Wer da glaubt, daß England, das Land, das immer noch den größten Finanzplatz der Welt, nämlich die City of London, die ein Staat im Staat ist, beherbergt, sich jemals freiwillig anderen (in diesem Fall Brüsseler) Interessen unterordnet, der irrt ganz gewaltig.

Cameron handelt eigennützig (wie alle anderen Europäer auch, außer Deutschland, das endlich mal wieder den aufrechten Gang lernen muß) – die Interessen, die ihn leiten, decken sich zufällig mit denen der Bürger (nicht der politischen Kaste) Europas, das ist aber auch alles.

Gravatar: Eberfisch

Nein, ich habe mir die Rede des Herrn Gauck nicht angehört - ich schätze sie als ziemlich unbedeutend ein: das selbe Gerede von mehr Europa, das wir angeblich brauchen, wie wir es tagtäglich aus Berlin und anderswo hören.

Sehr, sehr wichtig finde ich die Rede des Herrn Cameron - ich bin ihm dankbar dafür. Will er doch dieses Monster "Brüsseler Europa" zurück stutzen auf den ursprünglichen Gedanken De Gaulles: ein Europa der Vaterländer. Mehr braucht es nicht, mehr passt zu der multikulturellen Geschichte Europas nicht und mehr will vermutlich die Mehrzahl der Bürger nicht. Kein Wunder, dass er nicht gefragt wird.

Aus mir unbekannten Gründen verfolgt die Politkaste in Brüssel, Berlin, Paris etc.
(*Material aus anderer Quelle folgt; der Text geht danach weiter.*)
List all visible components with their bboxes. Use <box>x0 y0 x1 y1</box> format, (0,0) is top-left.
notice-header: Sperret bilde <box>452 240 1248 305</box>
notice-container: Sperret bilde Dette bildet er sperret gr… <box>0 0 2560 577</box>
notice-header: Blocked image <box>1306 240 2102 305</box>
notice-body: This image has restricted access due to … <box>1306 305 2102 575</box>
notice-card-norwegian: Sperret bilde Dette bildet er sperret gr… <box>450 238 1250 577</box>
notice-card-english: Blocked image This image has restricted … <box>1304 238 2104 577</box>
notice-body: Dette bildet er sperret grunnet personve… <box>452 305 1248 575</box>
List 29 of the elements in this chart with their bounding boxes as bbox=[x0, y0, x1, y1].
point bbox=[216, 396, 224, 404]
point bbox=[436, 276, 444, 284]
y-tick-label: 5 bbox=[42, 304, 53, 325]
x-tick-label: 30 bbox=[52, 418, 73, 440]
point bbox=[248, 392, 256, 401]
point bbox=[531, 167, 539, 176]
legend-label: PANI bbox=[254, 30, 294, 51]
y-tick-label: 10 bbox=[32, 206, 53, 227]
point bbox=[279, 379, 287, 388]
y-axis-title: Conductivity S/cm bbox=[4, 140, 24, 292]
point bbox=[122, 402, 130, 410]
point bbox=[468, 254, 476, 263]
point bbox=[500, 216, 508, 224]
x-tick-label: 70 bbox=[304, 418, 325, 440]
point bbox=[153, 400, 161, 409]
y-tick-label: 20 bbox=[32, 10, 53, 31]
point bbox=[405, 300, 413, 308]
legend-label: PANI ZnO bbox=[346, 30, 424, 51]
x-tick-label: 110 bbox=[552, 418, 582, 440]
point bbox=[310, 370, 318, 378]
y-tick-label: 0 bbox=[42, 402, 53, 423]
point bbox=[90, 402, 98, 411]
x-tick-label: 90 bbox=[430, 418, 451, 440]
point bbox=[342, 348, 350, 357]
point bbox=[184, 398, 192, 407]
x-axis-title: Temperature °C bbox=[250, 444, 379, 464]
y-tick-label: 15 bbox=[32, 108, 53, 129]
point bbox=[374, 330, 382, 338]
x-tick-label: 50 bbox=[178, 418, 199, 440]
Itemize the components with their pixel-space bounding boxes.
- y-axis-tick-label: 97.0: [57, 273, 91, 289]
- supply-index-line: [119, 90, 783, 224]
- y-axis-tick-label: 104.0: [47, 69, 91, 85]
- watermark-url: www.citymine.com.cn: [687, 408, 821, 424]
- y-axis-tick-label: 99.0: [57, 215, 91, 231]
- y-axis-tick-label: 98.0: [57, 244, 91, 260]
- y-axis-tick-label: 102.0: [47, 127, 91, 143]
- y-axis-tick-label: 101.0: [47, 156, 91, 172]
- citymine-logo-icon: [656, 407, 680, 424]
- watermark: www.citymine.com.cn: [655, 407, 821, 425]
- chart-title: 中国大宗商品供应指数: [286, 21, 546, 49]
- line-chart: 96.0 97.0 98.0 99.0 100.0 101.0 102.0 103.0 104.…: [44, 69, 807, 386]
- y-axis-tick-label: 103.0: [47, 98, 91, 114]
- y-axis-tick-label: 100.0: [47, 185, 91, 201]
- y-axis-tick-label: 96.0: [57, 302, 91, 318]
Ziele, die sie vor dem Bürger verheimlicht. Und insbesondere verschweigt sie uns, weshalb sie diese Ziele verfolgt - ihre Beweggründe also.

Gravatar: Klimax

Das ist mir zu brav, was hier über Gaucks Rede gesagt wird. Der Bundespräsident entpuppt sich immer mehr als ein Feind der Freiheit, der er früher stets das Wort redete. Entweder fehlt ihm die intellektuelle Potenz, um zu sehen, was ein immer weiter zentralisiertes Europa im Kern bedeutet, oder aber es ist ihm klar, doch findet er das ganz wuderbar. Da hätte er gleich die DDR erhalten und sich dort engagieren können. Gauck ist eine riesengroße Enttäuschung.

Gravatar: Elmar Oberdörffer

Ich will Cameron als Bundespräsident! Der Engländer vertritt meine und Deutschlands Interessen, während der Deutsche Gauck sie verrät.

Gravatar: pager7

Seit 4 Wochen befasse ich mich mit Politik.

Man kommt leider nicht mehr drum herum. :)

Ich schätze alle, die noch wissen, Recht von Unrecht zu unterscheiden. -
Nur leider gibt es da noch ein Problem.
Ich (bzw. das Volk) wissen nichts von Euch.

Kommunikation ist alles!
Darum schreibt allgemeinverständlich!
Schmückt Euch nicht mit Fremdworten!

Und dann verbreitet Euer Wissen!
Ihr verliert doch nichts, im Gegenteil.